Written on the 15 October 2010


THE state’s prized assets are potentially heading overseas into foreign ownership and Queenslanders would be none the wiser.

The company that paid $603 million for Forestry Queensland in June is the US-based Hancock Timber Resource Group.

Press reports at the time suggested the company was Queensland-owned under the banner Hancock Queensland Plantations.

But the company is based in Boston, Massachusetts in the US. It manages more than two million hectares of timberlands worth around $9.7 billion across the US, Brazil, Canada, New Zealand and Australia.

While Treasurer Andrew Fraser has confirmed the Government will lease the Port of Brisbane, the Abbott Point coal terminal and Queensland Motorways, a source close to Brisbane Business News, says talks have been held with potential buyers offshore.

“We actively marketed our capabilities in relation to acting on sales of this nature and not only looking in Australia to potential persons of interest, but internationally as well given the calibre of the assets. There was definitely interest from Asian clients,” says the source.

State Opposition Leader John Paul Langbroek was not aware that Hancock was a US-owned company – nor did he see merit in the debate.

“I have no views about foreign ownership, in a free market economy we can’t nationalise the assets,” he says.

But Langbroek says if the LNP were to be elected, it would not sell off Queensland assets.

“If it’s not for sale, we won’t sell it. These assets don’t belong to the Premier and her ministers, they belong to Queenslanders,” he says.

A spokesperson for Trade Queensland says foreign direct investment (FDI) served two crucial roles for economic development.
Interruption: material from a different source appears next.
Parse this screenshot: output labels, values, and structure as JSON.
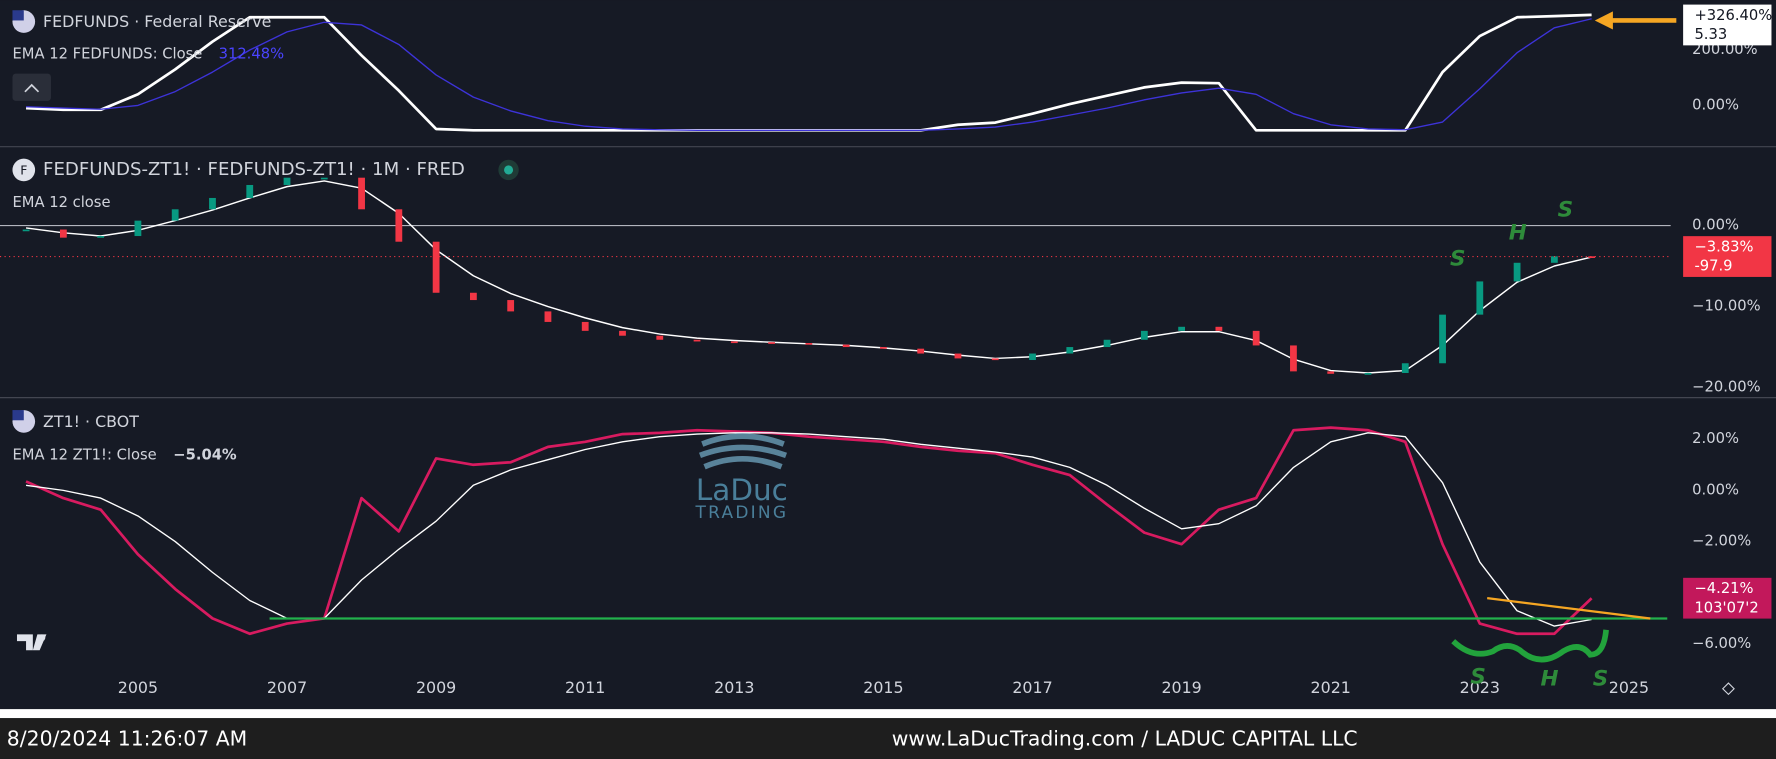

“First, as FDI inflow brings new capital investment, it enhances production capacities within the economy thereby stimulating future economic growth,” says a spokesperson.

“Second, the greatest contribution of FDI may come through technology transfer which can stimulate export growth, improve total factor productivity and help integrate into global economic networks.

“It is due to these critical roles played by FDI that most economies globally design policy measures to facilitate access to and attract new foreign capital.

“The degree of foreign ownership on Queensland’s companies should therefore provide positive flow-on-effects on the economy. However, it is difficult to quantify the magnitude of these positive effects on trade for any particular company or investor.”

Meanwhile the largest float to list on the ASX since Telstra, Queensland Rail, is at full tilt. The success of the $7 billion privatisation stage one phase will not be known until November when a clear indication of the take-up can be valued.